Although this represents only a partial list of ideas and concerns that were the subject of this column, there were a few powerful suggestions running through most of the articles:

  • When something you are doing is not working, stop immediately! Then

do something else. Too often, people continually engage the same
useless strategy hoping for a different outcome.

  • Upon facing a limitation in some context of your life—education, parenting, socializing, find a positive, resourceful behavior from any other situation that can be transferred to the one containing the limitation. For example, if you are having difficulty interviewing successfully for a job, rather than seeking comfort in others with the same problem, consider aspects of your life in which you have been remarkably successful; or seek out others who have mastered the skill called, “interviewing.”
  • Develop choices in your behavior. Flexibility increases the likelihood of producing desired outcomes. Become proactive—take charge of your rsponses rather than “surrendering” to circumstances. Remember, in life there are no mistakes—only outcomes! The more choices of behavior available to you, the better your chances of selecting one that will produce a useful outcome.
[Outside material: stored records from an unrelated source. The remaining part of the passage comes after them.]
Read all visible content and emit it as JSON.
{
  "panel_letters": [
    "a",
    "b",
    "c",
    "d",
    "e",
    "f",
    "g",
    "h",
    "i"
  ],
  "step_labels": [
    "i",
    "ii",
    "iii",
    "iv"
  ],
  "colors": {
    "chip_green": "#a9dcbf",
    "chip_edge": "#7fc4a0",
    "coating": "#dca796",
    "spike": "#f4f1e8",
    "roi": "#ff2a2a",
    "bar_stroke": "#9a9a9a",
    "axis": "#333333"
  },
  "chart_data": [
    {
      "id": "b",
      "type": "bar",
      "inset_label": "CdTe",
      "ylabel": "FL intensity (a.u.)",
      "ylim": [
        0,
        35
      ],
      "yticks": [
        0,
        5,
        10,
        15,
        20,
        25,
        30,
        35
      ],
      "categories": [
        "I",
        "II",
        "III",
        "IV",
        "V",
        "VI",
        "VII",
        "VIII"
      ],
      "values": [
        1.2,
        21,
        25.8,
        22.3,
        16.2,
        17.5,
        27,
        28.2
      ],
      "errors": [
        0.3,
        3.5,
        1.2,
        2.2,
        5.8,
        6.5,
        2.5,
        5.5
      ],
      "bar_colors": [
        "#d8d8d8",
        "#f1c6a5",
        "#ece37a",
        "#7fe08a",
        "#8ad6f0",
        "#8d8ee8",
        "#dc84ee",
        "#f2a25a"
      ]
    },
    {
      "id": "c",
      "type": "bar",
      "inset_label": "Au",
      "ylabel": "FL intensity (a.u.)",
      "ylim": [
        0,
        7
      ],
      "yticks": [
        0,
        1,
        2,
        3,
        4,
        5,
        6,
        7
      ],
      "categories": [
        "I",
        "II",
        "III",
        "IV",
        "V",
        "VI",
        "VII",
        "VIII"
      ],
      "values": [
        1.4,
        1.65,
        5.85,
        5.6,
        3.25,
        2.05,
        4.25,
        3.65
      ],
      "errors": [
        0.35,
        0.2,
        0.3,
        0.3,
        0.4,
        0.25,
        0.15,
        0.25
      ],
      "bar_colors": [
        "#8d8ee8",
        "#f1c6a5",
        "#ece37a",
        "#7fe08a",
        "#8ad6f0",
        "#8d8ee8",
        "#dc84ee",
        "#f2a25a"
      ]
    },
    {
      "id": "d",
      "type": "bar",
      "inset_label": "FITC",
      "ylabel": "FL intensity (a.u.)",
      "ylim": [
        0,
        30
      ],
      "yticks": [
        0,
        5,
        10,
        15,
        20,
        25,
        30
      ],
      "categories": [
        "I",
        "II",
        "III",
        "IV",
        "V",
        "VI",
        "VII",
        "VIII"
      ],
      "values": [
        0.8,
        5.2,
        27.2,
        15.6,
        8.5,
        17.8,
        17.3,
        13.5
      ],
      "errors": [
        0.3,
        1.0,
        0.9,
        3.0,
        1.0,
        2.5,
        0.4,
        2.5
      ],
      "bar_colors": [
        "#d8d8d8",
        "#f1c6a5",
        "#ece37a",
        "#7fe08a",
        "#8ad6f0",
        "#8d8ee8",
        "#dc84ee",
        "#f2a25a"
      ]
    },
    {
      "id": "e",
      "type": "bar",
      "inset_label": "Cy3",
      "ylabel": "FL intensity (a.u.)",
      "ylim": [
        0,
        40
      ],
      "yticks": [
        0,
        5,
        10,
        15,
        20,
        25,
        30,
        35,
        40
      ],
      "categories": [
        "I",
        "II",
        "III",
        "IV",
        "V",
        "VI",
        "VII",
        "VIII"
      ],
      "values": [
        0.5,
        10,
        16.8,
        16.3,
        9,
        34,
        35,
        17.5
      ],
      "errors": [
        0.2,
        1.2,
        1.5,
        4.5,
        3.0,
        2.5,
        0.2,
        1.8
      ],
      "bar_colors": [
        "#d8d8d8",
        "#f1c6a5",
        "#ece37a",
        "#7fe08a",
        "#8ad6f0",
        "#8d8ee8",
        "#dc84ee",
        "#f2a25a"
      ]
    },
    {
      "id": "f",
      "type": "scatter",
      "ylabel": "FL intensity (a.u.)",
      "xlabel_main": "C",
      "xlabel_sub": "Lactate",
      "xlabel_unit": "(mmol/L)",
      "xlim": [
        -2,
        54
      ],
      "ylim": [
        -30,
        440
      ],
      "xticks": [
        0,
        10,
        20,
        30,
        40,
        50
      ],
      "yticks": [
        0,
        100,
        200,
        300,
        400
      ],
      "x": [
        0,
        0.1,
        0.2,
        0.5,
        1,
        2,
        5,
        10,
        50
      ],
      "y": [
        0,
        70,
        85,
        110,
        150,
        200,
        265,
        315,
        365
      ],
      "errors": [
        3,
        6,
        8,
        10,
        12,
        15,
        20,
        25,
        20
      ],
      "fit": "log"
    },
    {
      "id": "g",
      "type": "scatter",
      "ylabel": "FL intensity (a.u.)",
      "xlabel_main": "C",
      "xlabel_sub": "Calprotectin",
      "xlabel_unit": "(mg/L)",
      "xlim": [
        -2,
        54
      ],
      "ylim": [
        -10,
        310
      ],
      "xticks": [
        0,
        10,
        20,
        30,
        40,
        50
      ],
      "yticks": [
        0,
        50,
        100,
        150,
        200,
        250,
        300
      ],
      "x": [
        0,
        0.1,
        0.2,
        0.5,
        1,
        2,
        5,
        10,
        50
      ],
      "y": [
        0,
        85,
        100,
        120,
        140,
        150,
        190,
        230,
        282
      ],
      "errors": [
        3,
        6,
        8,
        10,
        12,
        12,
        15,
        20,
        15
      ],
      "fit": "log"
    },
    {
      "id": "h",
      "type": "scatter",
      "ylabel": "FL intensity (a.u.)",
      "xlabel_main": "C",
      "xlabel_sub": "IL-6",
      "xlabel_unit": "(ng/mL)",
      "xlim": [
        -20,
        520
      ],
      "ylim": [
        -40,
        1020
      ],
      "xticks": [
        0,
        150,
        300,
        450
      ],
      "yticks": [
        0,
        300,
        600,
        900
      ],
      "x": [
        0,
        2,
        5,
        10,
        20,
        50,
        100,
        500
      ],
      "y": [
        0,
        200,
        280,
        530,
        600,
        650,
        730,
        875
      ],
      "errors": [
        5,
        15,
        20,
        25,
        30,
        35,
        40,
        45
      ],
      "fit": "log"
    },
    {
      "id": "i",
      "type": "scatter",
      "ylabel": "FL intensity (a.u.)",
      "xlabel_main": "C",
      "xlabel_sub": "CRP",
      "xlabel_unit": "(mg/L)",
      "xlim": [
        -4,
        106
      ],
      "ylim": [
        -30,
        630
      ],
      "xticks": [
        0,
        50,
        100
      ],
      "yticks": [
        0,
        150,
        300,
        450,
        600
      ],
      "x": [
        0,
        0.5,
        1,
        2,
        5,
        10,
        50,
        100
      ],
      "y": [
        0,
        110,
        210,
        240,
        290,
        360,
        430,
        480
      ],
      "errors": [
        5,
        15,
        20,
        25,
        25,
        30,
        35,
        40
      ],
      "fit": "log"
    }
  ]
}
Due to the decision to discontinue this column, there are several topics that, unfortunately, will not receive expression. but are nevertheless of paramount importance as timely issues. As the column will likely be offered elsewhere, you might wish to investigate newspapers in Putnam and Westchester counties. A last word about some of these timely issues is warranted.
There are several trends emerging in our society, presently. Preventive health care is one. How many of you knew what your cholesterol was ten years ago? What about now? People are looking to prevent the onset of serious disease both through diet and exercise. There is a wealth of information on how to get in front of this trend, as it concerns your health, finances and time freedom that I can provide by contacting my office or e-mailing me. An article was due to be released concerning mental health and “managed care”. Other titles included: “Hungry for health? Eating habits to strengthen your immune system”, “Keep your eye on the ball. Using ‘focus’ to achieve goals”, “The work-at-home mom”, “Mastering the emotional balancing act through the home-based business craze”, and “Making time…in less time.”
It has been my distinct pleasure to have been able to share with you, the readership of Dutchess County and beyond, thoughts and ideas that could improve your lives. I wish to express my sincere gratitude to the staff of the Poughkeepsie Journal for affording me the opportunity to do these past many years. And so now, I wish each and every one of you health, happiness and the last word: “Think positive…for a change!”